I came accross NIMG via bloomingwriter, who has put her own list up on her blog. So what things would I never have in my garden?

First: flowers in rows (not only tulips but also dahlias, gladiolas etc) are an absolute horror for me. I don’t even enjoy them in other people’s gardens. It’s the same with perfectly clean rectangular gardens that only consist of clear-cut lawn, a trimmed hedge and maybe the odd evergreen. (You might just as well replace the lawn with concrete painted green.) Oh, I forgot about the white-coated metal fence.

But second, what do I like but won’t ever have in my garden?

I enjoy geometrical (cottage) gardens where the flowerbeds are framed with small hedges. However, this would take too much planning and designing for me. Also, lots of accurate pruning is necessary to keep them up.
Then there are gardens where you find all sorts of design elements such as ancient-looking walls, spots to sit in, wells, statues etc. They are quite nice to look at, but don’t fit our way of life. We don’t like to bother with carrying chairs and tables all around the garden but keep them near the house. Otherwise the wind will blow them all over the place. Also, our lawn is for the children and the dog to play on. Extra seats would mean extra obstacles to trip over.

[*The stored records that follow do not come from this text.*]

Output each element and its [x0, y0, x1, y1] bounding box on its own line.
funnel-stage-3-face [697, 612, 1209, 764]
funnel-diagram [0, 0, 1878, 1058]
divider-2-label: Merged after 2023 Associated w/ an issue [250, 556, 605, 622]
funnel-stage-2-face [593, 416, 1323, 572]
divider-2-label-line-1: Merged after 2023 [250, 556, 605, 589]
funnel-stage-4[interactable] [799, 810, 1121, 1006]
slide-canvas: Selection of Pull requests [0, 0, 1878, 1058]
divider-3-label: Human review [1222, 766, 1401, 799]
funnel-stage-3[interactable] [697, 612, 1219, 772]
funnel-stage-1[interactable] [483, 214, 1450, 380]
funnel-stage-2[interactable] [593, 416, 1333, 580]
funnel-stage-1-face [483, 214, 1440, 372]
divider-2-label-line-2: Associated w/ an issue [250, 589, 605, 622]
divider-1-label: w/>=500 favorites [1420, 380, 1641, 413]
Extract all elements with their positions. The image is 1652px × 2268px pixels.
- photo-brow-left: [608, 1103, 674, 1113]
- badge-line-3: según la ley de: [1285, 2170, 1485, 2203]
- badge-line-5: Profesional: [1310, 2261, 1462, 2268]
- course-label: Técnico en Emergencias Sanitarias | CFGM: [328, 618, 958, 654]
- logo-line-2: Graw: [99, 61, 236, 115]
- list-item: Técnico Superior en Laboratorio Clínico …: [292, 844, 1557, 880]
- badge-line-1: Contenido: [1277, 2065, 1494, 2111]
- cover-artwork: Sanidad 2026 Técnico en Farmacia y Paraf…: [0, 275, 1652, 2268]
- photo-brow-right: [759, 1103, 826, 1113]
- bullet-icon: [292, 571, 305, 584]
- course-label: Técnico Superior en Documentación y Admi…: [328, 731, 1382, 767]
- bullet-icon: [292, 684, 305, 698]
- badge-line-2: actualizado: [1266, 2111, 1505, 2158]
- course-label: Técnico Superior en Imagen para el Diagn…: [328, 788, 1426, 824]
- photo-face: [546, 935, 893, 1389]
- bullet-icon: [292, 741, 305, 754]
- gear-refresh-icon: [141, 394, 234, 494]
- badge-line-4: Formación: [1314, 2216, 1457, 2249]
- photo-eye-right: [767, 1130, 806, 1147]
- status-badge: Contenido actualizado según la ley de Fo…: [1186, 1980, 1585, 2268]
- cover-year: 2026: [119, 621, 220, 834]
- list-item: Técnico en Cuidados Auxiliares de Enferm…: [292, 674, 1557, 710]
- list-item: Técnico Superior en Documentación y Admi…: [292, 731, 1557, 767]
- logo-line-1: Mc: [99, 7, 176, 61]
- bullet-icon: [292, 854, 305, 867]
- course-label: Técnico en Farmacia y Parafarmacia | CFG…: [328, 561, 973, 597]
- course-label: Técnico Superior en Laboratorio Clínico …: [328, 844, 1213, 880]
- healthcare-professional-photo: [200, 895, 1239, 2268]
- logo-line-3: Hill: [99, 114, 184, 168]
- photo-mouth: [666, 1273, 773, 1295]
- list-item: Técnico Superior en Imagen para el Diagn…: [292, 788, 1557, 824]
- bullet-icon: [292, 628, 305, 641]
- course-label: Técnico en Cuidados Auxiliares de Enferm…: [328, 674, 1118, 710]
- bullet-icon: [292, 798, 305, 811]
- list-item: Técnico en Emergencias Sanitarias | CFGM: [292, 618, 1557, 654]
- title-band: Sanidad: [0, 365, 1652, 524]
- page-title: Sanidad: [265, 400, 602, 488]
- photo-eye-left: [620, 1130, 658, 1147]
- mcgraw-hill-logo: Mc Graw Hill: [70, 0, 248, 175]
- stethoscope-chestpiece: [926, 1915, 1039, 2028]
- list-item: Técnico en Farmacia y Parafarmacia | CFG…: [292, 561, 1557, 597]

One thing that I envy in others is when the flower arrangements match in size and colour so that different impressions are created in different parts of the garden (for example a “blue” corner). I will never achieve that because I cannot get myself to pull out annuals that have seeded themselves and are thus wandering around the garden. So there will always be a bright orange calendula spoiling the pink and blue impression of roses, delphinum and bell flowers ….



Holy Shrub

Ever since my three hawthorn bushes have grown from tiny seedlings to a massive part of my wild hedge, I have understood why this plant used to be sacred. Not because of its value as a drug for heart diseases and all other sorts of illnesses (in Germany the flowers are still used in teas against low blood pressure; and some people make jam from the berries which contain quite a bit of vitamin C — although I have never bothered with that). The true reason for our ancestors venerating hawthorn trees is that anybody who gets too close is punished immediately by long sharp thorns hidden between the leaves (so there must be some powerful god in there — at least that’s my personal opinion).
Even though that part of the hedge is left pretty much to itself, once a year I need to cut the hawthorn so that the neighbouring haw tree and the buddleia have some room to breathe. This is one of the rare occasions that I wear garden gloves, although I still haven’t found any that keep off the thorns successfully. Even the thick leather ones from my husband are pierced through so that when work is done I have to operate the remnants out of my hands with a pin — a fairly painful procedure.
Nevertheless I wouldn’t want to miss this shrub in my garden. As their nest is well protected within the thorns, a pair of whitetroats breed there regularly. I also love the intensive smell of the cream-coloured flours in May as well as the bright red berries in September.